Establishing a loving relationship from the start will help you and your child through the teenage years.

Preparing for Your Child's Teenage Years

The American Academy of Child and Adolescent Psychiatry suggests the following ways for you to prepare for your child's teenage years:

  • Provide a safe and loving home environment.
  • Create an atmosphere of honesty, trust and respect.
  • Allow age-appropriate independence and assertiveness.
  • Develop a relationship that encourages your teen to talk to you when he or she is upset.
  • Teach responsibility for your teen's belongings and yours.
  • Teach basic responsibility for household chores.
  • Teach the importance of accepting limits.

What warning signs should I look for?

Often teens experiment their values, ideas, hairstyles and clothing to define themselves. This is typically normal behavior and you should not be concerned. However, inappropriate or destructive behavior can be a sign of a problem.

Teens, especially those with low self-esteem or with family problems, are at risk for a number of self-destructive behaviors such as using drugs or alcohol or having unprotected sex. Depression and eating disorders are common health issues that teens face. The following may be warning signs that your child is having a problem:

  • Agitated or restless behavior 
  • Weight loss or gain 
  • A drop in grades 
  • Trouble concentrating 
  • Ongoing feelings of sadness 
  • Not caring about people and things 
  • Lack of motivation 
  • Fatigue, loss of energy and lack of interest in activities 
  • Low self-esteem 
  • Trouble falling asleep 
  • Run-ins with the law

What should I do if I am concerned about a problem?

Work together to maintain open communication.
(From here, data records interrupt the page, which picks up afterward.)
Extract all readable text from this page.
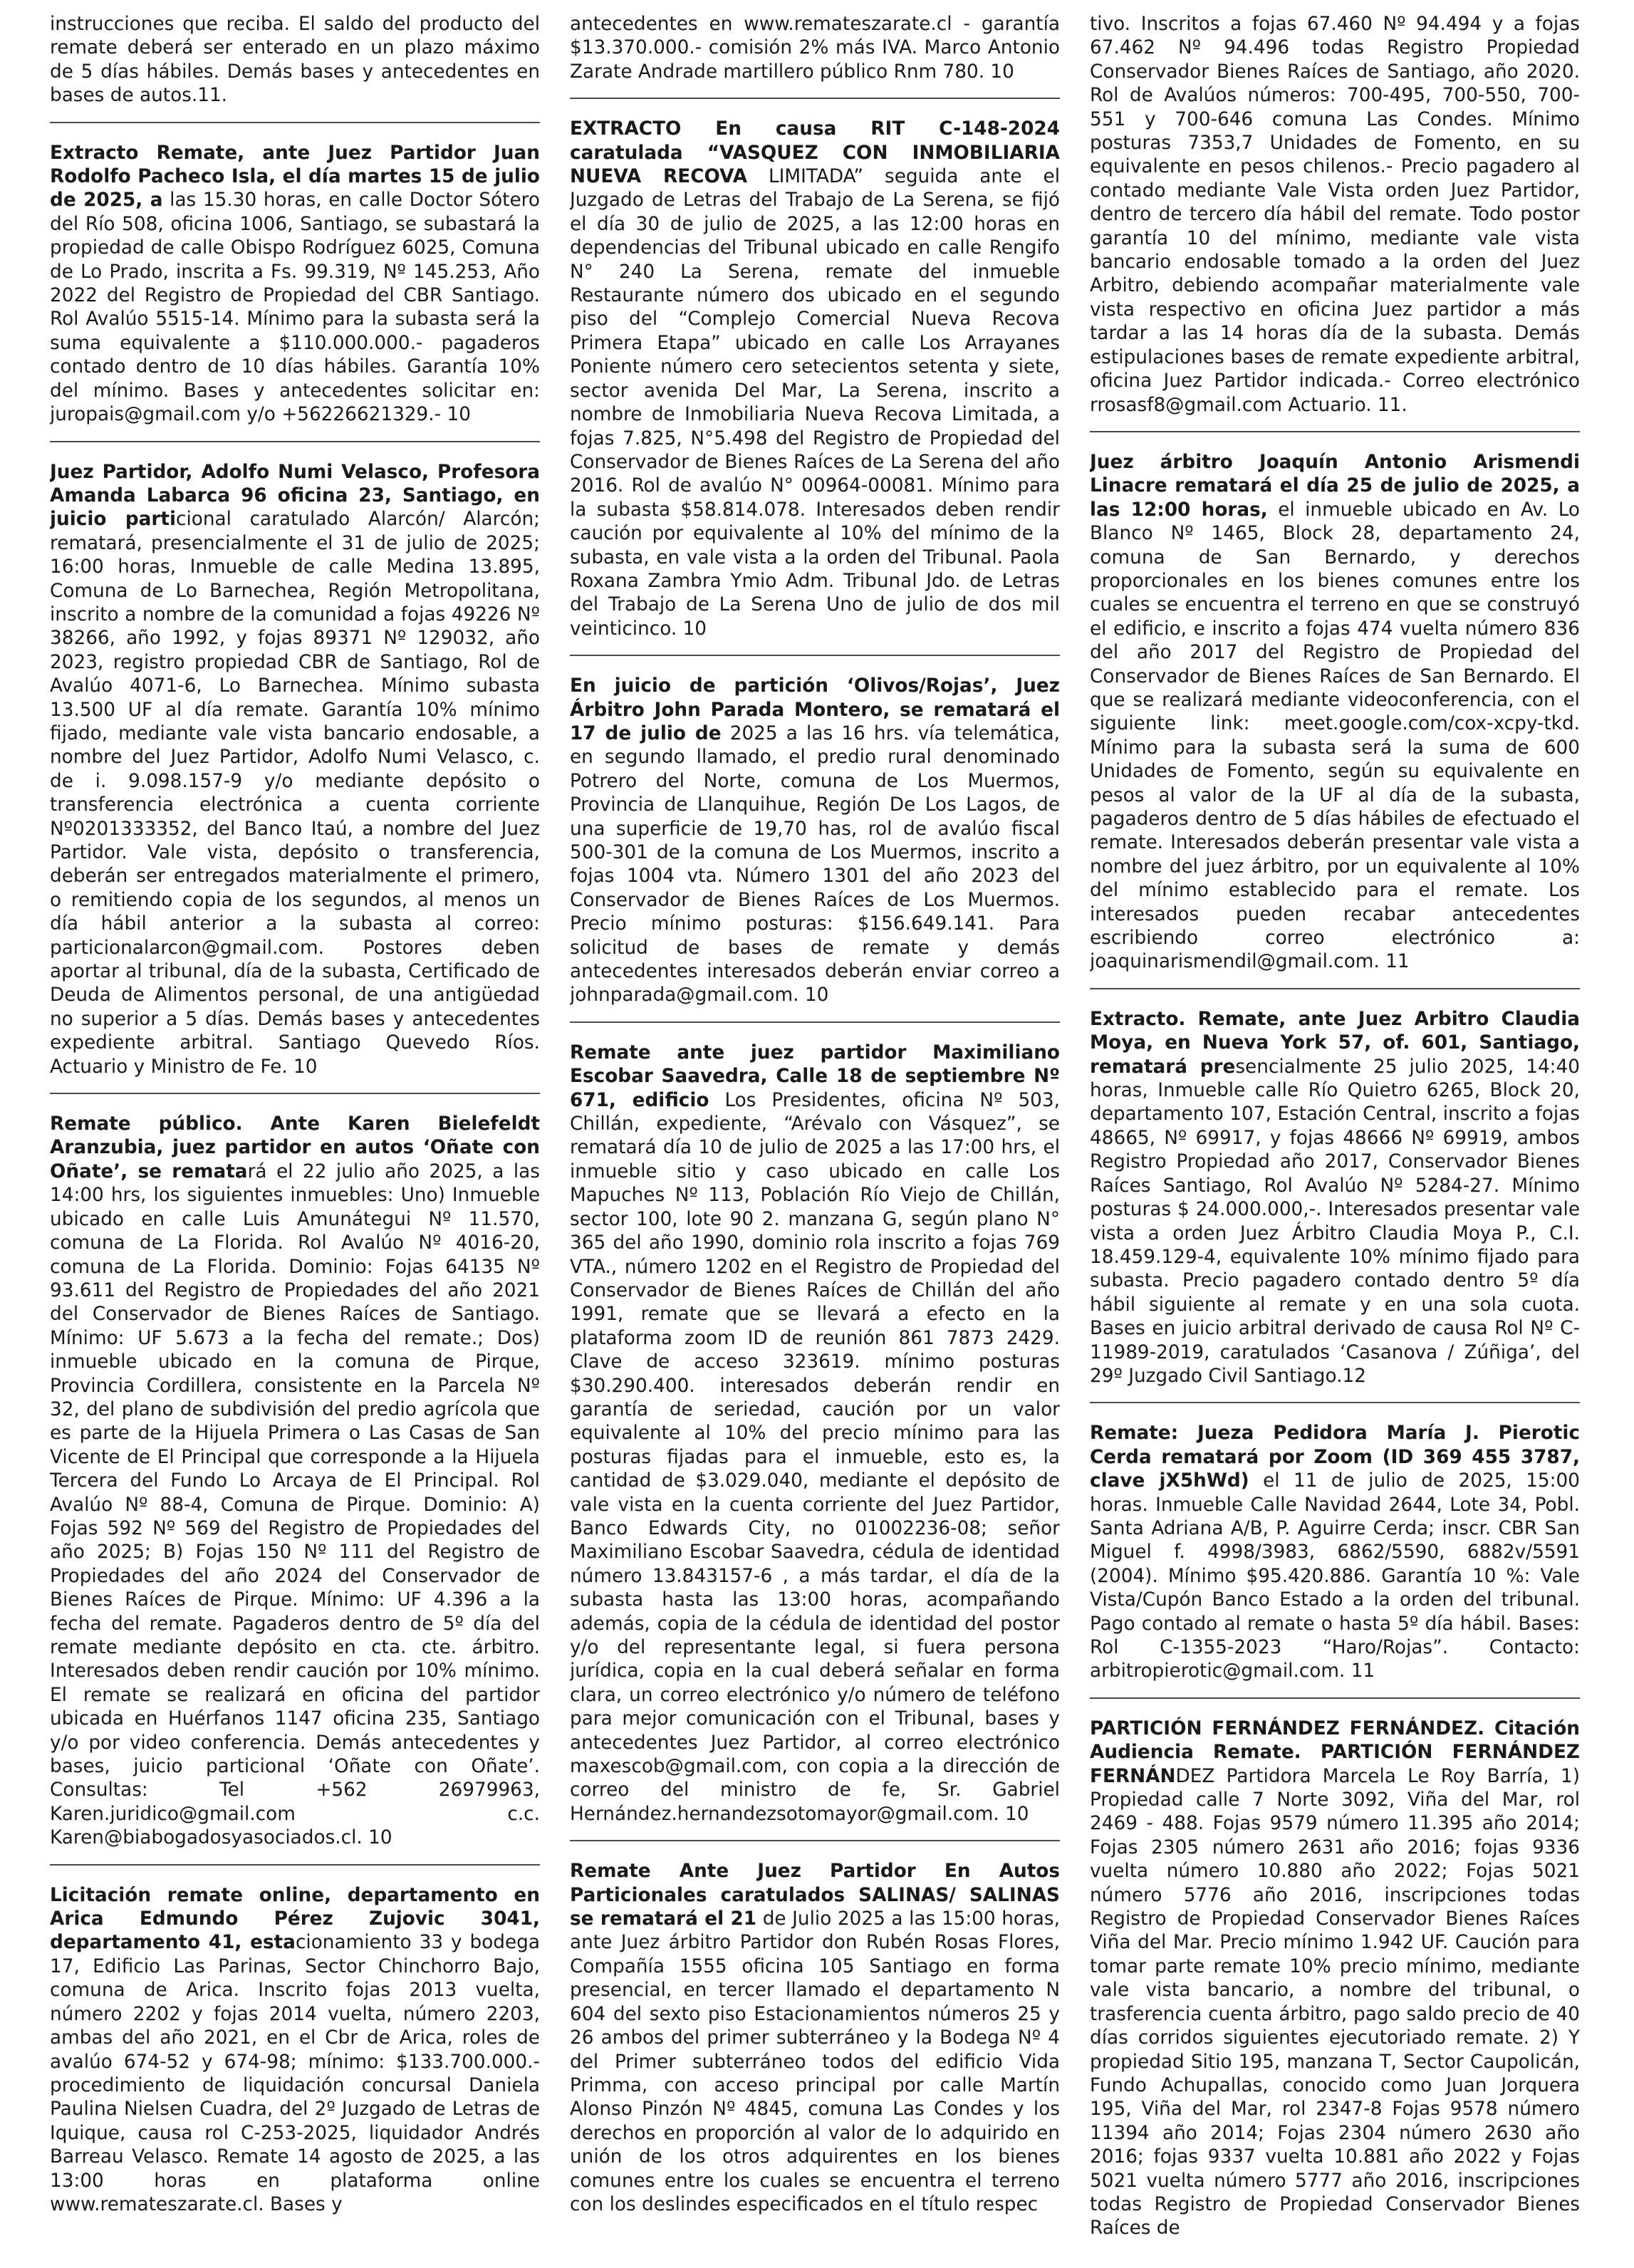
instrucciones que reciba. El saldo del producto del remate deberá ser enterado en un plazo máximo de 5 días hábiles. Demás bases y antecedentes en bases de autos.11.

Extracto Remate, ante Juez Partidor Juan Rodolfo Pacheco Isla, el día martes 15 de julio de 2025, a las 15.30 horas, en calle Doctor Sótero del Río 508, oficina 1006, Santiago, se subastará la propiedad de calle Obispo Rodríguez 6025, Comuna de Lo Prado, inscrita a Fs. 99.319, Nº 145.253, Año 2022 del Registro de Propiedad del CBR Santiago. Rol Avalúo 5515-14. Mínimo para la subasta será la suma equivalente a $110.000.000.- pagaderos contado dentro de 10 días hábiles. Garantía 10% del mínimo. Bases y antecedentes solicitar en: juropais@gmail.com y/o +56226621329.- 10

Juez Partidor, Adolfo Numi Velasco, Profesora Amanda Labarca 96 oficina 23, Santiago, en juicio particional caratulado Alarcón/ Alarcón; rematará, presencialmente el 31 de julio de 2025; 16:00 horas, Inmueble de calle Medina 13.895, Comuna de Lo Barnechea, Región Metropolitana, inscrito a nombre de la comunidad a fojas 49226 Nº 38266, año 1992, y fojas 89371 Nº 129032, año 2023, registro propiedad CBR de Santiago, Rol de Avalúo 4071-6, Lo Barnechea. Mínimo subasta 13.500 UF al día remate. Garantía 10% mínimo fijado, mediante vale vista bancario endosable, a nombre del Juez Partidor, Adolfo Numi Velasco, c. de i. 9.098.157-9 y/o mediante depósito o transferencia electrónica a cuenta corriente Nº0201333352, del Banco Itaú, a nombre del Juez Partidor. Vale vista, depósito o transferencia, deberán ser entregados materialmente el primero, o remitiendo copia de los segundos, al menos un día hábil anterior a la subasta al correo: particionalarcon@gmail.com. Postores deben aportar al tribunal, día de la subasta, Certificado de Deuda de Alimentos personal, de una antigüedad no superior a 5 días. Demás bases y antecedentes expediente arbitral. Santiago Quevedo Ríos. Actuario y Ministro de Fe. 10

Remate público. Ante Karen Bielefeldt Aranzubia, juez partidor en autos ‘Oñate con Oñate’, se rematará el 22 julio año 2025, a las 14:00 hrs, los siguientes inmuebles: Uno) Inmueble ubicado en calle Luis Amunátegui Nº 11.570, comuna de La Florida. Rol Avalúo Nº 4016-20, comuna de La Florida. Dominio: Fojas 64135 Nº 93.611 del Registro de Propiedades del año 2021 del Conservador de Bienes Raíces de Santiago. Mínimo: UF 5.673 a la fecha del remate.; Dos) inmueble ubicado en la comuna de Pirque, Provincia Cordillera, consistente en la Parcela Nº 32, del plano de subdivisión del predio agrícola que es parte de la Hijuela Primera o Las Casas de San Vicente de El Principal que corresponde a la Hijuela Tercera del Fundo Lo Arcaya de El Principal. Rol Avalúo Nº 88-4, Comuna de Pirque. Dominio: A) Fojas 592 Nº 569 del Registro de Propiedades del año 2025; B) Fojas 150 Nº 111 del Registro de Propiedades del año 2024 del Conservador de Bienes Raíces de Pirque. Mínimo: UF 4.396 a la fecha del remate. Pagaderos dentro de 5º día del remate mediante depósito en cta. cte. árbitro. Interesados deben rendir caución por 10% mínimo. El remate se realizará en oficina del partidor ubicada en Huérfanos 1147 oficina 235, Santiago y/o por video conferencia. Demás antecedentes y bases, juicio particional ‘Oñate con Oñate’. Consultas: Tel +562 26979963, Karen.juridico@gmail.com c.c. Karen@biabogadosyasociados.cl. 10

Licitación remate online, departamento en Arica Edmundo Pérez Zujovic 3041, departamento 41, estacionamiento 33 y bodega 17, Edificio Las Parinas, Sector Chinchorro Bajo, comuna de Arica. Inscrito fojas 2013 vuelta, número 2202 y fojas 2014 vuelta, número 2203, ambas del año 2021, en el Cbr de Arica, roles de avalúo 674-52 y 674-98; mínimo: $133.700.000.- procedimiento de liquidación concursal Daniela Paulina Nielsen Cuadra, del 2º Juzgado de Letras de Iquique, causa rol C-253-2025, liquidador Andrés Barreau Velasco. Remate 14 agosto de 2025, a las 13:00 horas en plataforma online www.remateszarate.cl. Bases y

antecedentes en www.remateszarate.cl - garantía $13.370.000.- comisión 2% más IVA. Marco Antonio Zarate Andrade martillero público Rnm 780. 10

EXTRACTO En causa RIT C-148-2024 caratulada “VASQUEZ CON INMOBILIARIA NUEVA RECOVA LIMITADA” seguida ante el Juzgado de Letras del Trabajo de La Serena, se fijó el día 30 de julio de 2025, a las 12:00 horas en dependencias del Tribunal ubicado en calle Rengifo N° 240 La Serena, remate del inmueble Restaurante número dos ubicado en el segundo piso del “Complejo Comercial Nueva Recova Primera Etapa” ubicado en calle Los Arrayanes Poniente número cero setecientos setenta y siete, sector avenida Del Mar, La Serena, inscrito a nombre de Inmobiliaria Nueva Recova Limitada, a fojas 7.825, N°5.498 del Registro de Propiedad del Conservador de Bienes Raíces de La Serena del año 2016. Rol de avalúo N° 00964-00081. Mínimo para la subasta $58.814.078. Interesados deben rendir caución por equivalente al 10% del mínimo de la subasta, en vale vista a la orden del Tribunal. Paola Roxana Zambra Ymio Adm. Tribunal Jdo. de Letras del Trabajo de La Serena Uno de julio de dos mil veinticinco. 10

En juicio de partición ‘Olivos/Rojas’, Juez Árbitro John Parada Montero, se rematará el 17 de julio de 2025 a las 16 hrs. vía telemática, en segundo llamado, el predio rural denominado Potrero del Norte, comuna de Los Muermos, Provincia de Llanquihue, Región De Los Lagos, de una superficie de 19,70 has, rol de avalúo fiscal 500-301 de la comuna de Los Muermos, inscrito a fojas 1004 vta. Número 1301 del año 2023 del Conservador de Bienes Raíces de Los Muermos. Precio mínimo posturas: $156.649.141. Para solicitud de bases de remate y demás antecedentes interesados deberán enviar correo a johnparada@gmail.com. 10

Remate ante juez partidor Maximiliano Escobar Saavedra, Calle 18 de septiembre Nº 671, edificio Los Presidentes, oficina Nº 503, Chillán, expediente, “Arévalo con Vásquez”, se rematará día 10 de julio de 2025 a las 17:00 hrs, el inmueble sitio y caso ubicado en calle Los Mapuches Nº 113, Población Río Viejo de Chillán, sector 100, lote 90 2. manzana G, según plano N° 365 del año 1990, dominio rola inscrito a fojas 769 VTA., número 1202 en el Registro de Propiedad del Conservador de Bienes Raíces de Chillán del año 1991, remate que se llevará a efecto en la plataforma zoom ID de reunión 861 7873 2429. Clave de acceso 323619. mínimo posturas $30.290.400. interesados deberán rendir en garantía de seriedad, caución por un valor equivalente al 10% del precio mínimo para las posturas fijadas para el inmueble, esto es, la cantidad de $3.029.040, mediante el depósito de vale vista en la cuenta corriente del Juez Partidor, Banco Edwards City, no 01002236-08; señor Maximiliano Escobar Saavedra, cédula de identidad número 13.843157-6 , a más tardar, el día de la subasta hasta las 13:00 horas, acompañando además, copia de la cédula de identidad del postor y/o del representante legal, si fuera persona jurídica, copia en la cual deberá señalar en forma clara, un correo electrónico y/o número de teléfono para mejor comunicación con el Tribunal, bases y antecedentes Juez Partidor, al correo electrónico maxescob@gmail.com, con copia a la dirección de correo del ministro de fe, Sr. Gabriel Hernández.hernandezsotomayor@gmail.com. 10

Remate Ante Juez Partidor En Autos Particionales caratulados SALINAS/ SALINAS se rematará el 21 de Julio 2025 a las 15:00 horas, ante Juez árbitro Partidor don Rubén Rosas Flores, Compañía 1555 oficina 105 Santiago en forma presencial, en tercer llamado el departamento N 604 del sexto piso Estacionamientos números 25 y 26 ambos del primer subterráneo y la Bodega Nº 4 del Primer subterráneo todos del edificio Vida Primma, con acceso principal por calle Martín Alonso Pinzón Nº 4845, comuna Las Condes y los derechos en proporción al valor de lo adquirido en unión de los otros adquirentes en los bienes comunes entre los cuales se encuentra el terreno con los deslindes especificados en el título respec

tivo. Inscritos a fojas 67.460 Nº 94.494 y a fojas 67.462 Nº 94.496 todas Registro Propiedad Conservador Bienes Raíces de Santiago, año 2020. Rol de Avalúos números: 700-495, 700-550, 700-551 y 700-646 comuna Las Condes. Mínimo posturas 7353,7 Unidades de Fomento, en su equivalente en pesos chilenos.- Precio pagadero al contado mediante Vale Vista orden Juez Partidor, dentro de tercero día hábil del remate. Todo postor garantía 10 del mínimo, mediante vale vista bancario endosable tomado a la orden del Juez Arbitro, debiendo acompañar materialmente vale vista respectivo en oficina Juez partidor a más tardar a las 14 horas día de la subasta. Demás estipulaciones bases de remate expediente arbitral, oficina Juez Partidor indicada.- Correo electrónico rrosasf8@gmail.com Actuario. 11.

Juez árbitro Joaquín Antonio Arismendi Linacre rematará el día 25 de julio de 2025, a las 12:00 horas, el inmueble ubicado en Av. Lo Blanco Nº 1465, Block 28, departamento 24, comuna de San Bernardo, y derechos proporcionales en los bienes comunes entre los cuales se encuentra el terreno en que se construyó el edificio, e inscrito a fojas 474 vuelta número 836 del año 2017 del Registro de Propiedad del Conservador de Bienes Raíces de San Bernardo. El que se realizará mediante videoconferencia, con el siguiente link: meet.google.com/cox-xcpy-tkd. Mínimo para la subasta será la suma de 600 Unidades de Fomento, según su equivalente en pesos al valor de la UF al día de la subasta, pagaderos dentro de 5 días hábiles de efectuado el remate. Interesados deberán presentar vale vista a nombre del juez árbitro, por un equivalente al 10% del mínimo establecido para el remate. Los interesados pueden recabar antecedentes escribiendo correo electrónico a: joaquinarismendil@gmail.com. 11

Extracto. Remate, ante Juez Arbitro Claudia Moya, en Nueva York 57, of. 601, Santiago, rematará presencialmente 25 julio 2025, 14:40 horas, Inmueble calle Río Quietro 6265, Block 20, departamento 107, Estación Central, inscrito a fojas 48665, Nº 69917, y fojas 48666 Nº 69919, ambos Registro Propiedad año 2017, Conservador Bienes Raíces Santiago, Rol Avalúo Nº 5284-27. Mínimo posturas $ 24.000.000,-. Interesados presentar vale vista a orden Juez Árbitro Claudia Moya P., C.I. 18.459.129-4, equivalente 10% mínimo fijado para subasta. Precio pagadero contado dentro 5º día hábil siguiente al remate y en una sola cuota. Bases en juicio arbitral derivado de causa Rol Nº C-11989-2019, caratulados ‘Casanova / Zúñiga’, del 29º Juzgado Civil Santiago.12

Remate: Jueza Pedidora María J. Pierotic Cerda rematará por Zoom (ID 369 455 3787, clave jX5hWd) el 11 de julio de 2025, 15:00 horas. Inmueble Calle Navidad 2644, Lote 34, Pobl. Santa Adriana A/B, P. Aguirre Cerda; inscr. CBR San Miguel f. 4998/3983, 6862/5590, 6882v/5591 (2004). Mínimo $95.420.886. Garantía 10 %: Vale Vista/Cupón Banco Estado a la orden del tribunal. Pago contado al remate o hasta 5º día hábil. Bases: Rol C-1355-2023 “Haro/Rojas”. Contacto: arbitropierotic@gmail.com. 11

PARTICIÓN FERNÁNDEZ FERNÁNDEZ. Citación Audiencia Remate. PARTICIÓN FERNÁNDEZ FERNÁNDEZ Partidora Marcela Le Roy Barría, 1) Propiedad calle 7 Norte 3092, Viña del Mar, rol 2469 - 488. Fojas 9579 número 11.395 año 2014; Fojas 2305 número 2631 año 2016; fojas 9336 vuelta número 10.880 año 2022; Fojas 5021 número 5776 año 2016, inscripciones todas Registro de Propiedad Conservador Bienes Raíces Viña del Mar. Precio mínimo 1.942 UF. Caución para tomar parte remate 10% precio mínimo, mediante vale vista bancario, a nombre del tribunal, o trasferencia cuenta árbitro, pago saldo precio de 40 días corridos siguientes ejecutoriado remate. 2) Y propiedad Sitio 195, manzana T, Sector Caupolicán, Fundo Achupallas, conocido como Juan Jorquera 195, Viña del Mar, rol 2347-8 Fojas 9578 número 11394 año 2014; Fojas 2304 número 2630 año 2016; fojas 9337 vuelta 10.881 año 2022 y Fojas 5021 vuelta número 5777 año 2016, inscripciones todas Registro de Propiedad Conservador Bienes Raíces de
If you suspect there is a problem, ask your teen about what is bothering him or her. Don't ignore a problem in the hopes that it will go away. It is easier to solve problems when they are small. This also gives you and your teen the opportunity to learn how to work through problems together.

Don't be afraid to ask for help with dealing with your teen. Resources are available, including your child's pediatrician or family doctor, a guidance counselor at your child's school, or a local social services agency (such as Falmouth Human Services) or behavioral health service (such as the Community Health Center of Cape Cod).   


The American Academy of Child and Adolescent Psychiatry: Access a set of online resource centers that contain consumer-friendly information about the most common behavioral health issues for children and teens, including such topics as depression, anxiety, bullying, and substance abuse.